Trotz dieser positiven Daten hat die Gewerkschaft CCOO davor gewarnt, dass die Verbesserung der Beschäftigung nicht notwendigerweise zu einer Verbesserung der Lebensbedingungen führt. „Auf den Balearen kann man eine Arbeit haben, aber keinen Ort zum Leben“, erklärten sie in Bezug auf die steigenden Wohnkosten und die unzureichenden Löhne.
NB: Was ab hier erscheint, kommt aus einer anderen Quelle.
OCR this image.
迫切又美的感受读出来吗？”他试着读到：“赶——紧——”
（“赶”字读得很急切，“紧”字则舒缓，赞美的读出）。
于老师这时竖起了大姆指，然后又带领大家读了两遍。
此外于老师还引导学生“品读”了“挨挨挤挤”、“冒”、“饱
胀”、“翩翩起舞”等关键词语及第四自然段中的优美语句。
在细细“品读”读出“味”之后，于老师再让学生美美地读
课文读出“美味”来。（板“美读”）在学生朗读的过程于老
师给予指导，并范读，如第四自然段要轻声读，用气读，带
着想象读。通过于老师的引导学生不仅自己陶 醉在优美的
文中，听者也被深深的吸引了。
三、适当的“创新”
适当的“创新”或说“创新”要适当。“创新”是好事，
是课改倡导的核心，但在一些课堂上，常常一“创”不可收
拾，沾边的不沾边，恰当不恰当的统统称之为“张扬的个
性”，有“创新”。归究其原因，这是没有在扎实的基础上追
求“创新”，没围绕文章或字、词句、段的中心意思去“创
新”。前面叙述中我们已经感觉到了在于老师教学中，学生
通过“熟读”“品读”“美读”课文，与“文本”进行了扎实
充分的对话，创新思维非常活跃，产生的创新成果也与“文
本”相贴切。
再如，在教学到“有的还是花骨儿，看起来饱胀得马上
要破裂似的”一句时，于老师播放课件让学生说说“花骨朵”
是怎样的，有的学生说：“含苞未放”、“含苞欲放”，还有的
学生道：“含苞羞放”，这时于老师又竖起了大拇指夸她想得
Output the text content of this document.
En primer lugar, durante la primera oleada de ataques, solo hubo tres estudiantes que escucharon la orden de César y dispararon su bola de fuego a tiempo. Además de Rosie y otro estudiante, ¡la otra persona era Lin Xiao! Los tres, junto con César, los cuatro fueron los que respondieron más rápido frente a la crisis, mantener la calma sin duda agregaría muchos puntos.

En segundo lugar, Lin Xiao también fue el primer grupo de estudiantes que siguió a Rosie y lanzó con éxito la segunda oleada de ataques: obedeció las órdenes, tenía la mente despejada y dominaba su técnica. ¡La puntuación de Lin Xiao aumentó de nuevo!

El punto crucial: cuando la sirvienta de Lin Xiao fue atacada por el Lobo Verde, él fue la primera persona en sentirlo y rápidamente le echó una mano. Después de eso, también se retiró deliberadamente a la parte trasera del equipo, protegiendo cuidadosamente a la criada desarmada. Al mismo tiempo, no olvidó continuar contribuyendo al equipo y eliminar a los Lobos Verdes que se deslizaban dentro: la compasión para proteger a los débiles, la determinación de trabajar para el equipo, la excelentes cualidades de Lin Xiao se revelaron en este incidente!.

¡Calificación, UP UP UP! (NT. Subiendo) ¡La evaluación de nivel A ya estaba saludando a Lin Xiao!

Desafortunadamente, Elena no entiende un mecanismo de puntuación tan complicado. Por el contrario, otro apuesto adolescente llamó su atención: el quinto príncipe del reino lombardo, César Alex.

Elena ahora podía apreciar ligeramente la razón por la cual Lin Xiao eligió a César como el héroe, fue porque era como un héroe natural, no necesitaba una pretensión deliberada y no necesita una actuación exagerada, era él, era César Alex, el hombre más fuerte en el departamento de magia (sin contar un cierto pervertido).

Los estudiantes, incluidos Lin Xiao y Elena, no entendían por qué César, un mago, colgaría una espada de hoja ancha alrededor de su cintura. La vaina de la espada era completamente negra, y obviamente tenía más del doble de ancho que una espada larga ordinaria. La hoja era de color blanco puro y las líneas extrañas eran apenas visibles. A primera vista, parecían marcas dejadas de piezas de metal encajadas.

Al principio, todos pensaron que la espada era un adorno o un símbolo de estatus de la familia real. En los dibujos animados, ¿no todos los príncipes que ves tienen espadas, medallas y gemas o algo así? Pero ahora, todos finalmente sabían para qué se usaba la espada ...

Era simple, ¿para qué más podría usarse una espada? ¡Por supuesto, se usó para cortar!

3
Nach Sektoren konzentrierte sich die Verringerung der Arbeitslosigkeit hauptsächlich auf den Dienstleistungssektor mit 895 Personen weniger, gefolgt vom Baugewerbe mit 28 Personen weniger und der Landwirtschaft mit neun Personen weniger. Im Gegensatz dazu stieg die Arbeitslosigkeit im Industriesektor leicht an, mit zwei Arbeitslosen mehr, und bei Personen ohne frühere Beschäftigung mit 109 mehr.
Was die Schaffung von Arbeitsplätzen betrifft, so zeigen die Daten der Sozialversicherung einen starken Anstieg der Erwerbstätigkeit. Im März wurden 540.388 Anmeldungen registriert, 35.108 mehr als im Vormonat, was einem Anstieg von 6,95 % entspricht. Im Jahresvergleich ist die Beschäftigung ebenfalls gestiegen, mit 15.919 mehr Arbeitnehmern als im März 2025, was einem Anstieg von 3,04 % entspricht.
Von den insgesamt Versicherten gehören 435.335 zum allgemeinen Regime, während 103.093 Selbstständige und 2.060 Seeleute sind. Innerhalb des allgemeinen Regimes gibt es auch 7.926 Hausangestellte und 2.319 aus dem Agrarsektor.
Im März wurden auch 32.805 Verträge unterzeichnet, 12,17 % mehr als vor einem Jahr. Davon waren 72,6 % unbefristet, obwohl die Gewerkschaft daran erinnert, dass viele davon auf Saisonverträge (fijos discontinuos) entfallen, die keine ganzjährigen Einkünfte garantieren.
Laut CCOO steht die Verbesserung der Zahlen im Zusammenhang mit dem Beginn der Touristensaison und der Wiederbelebung der Saisonarbeiter. Daher warnen sie, dass das Wirtschaftsmodell der Balearen weiterhin Prekarität und Ungleichheiten schaffe, insbesondere aufgrund der steigenden Miet- und Grundpreise.
Die Gewerkschaft warnt auch, dass sich die Situation mit der möglichen Inflation infolge des internationalen Konflikts mit dem Iran verschärfen könnte, was, wie sie versichern, es für viele arbeitende Familien noch schwieriger machen werde, über die Runden zu kommen.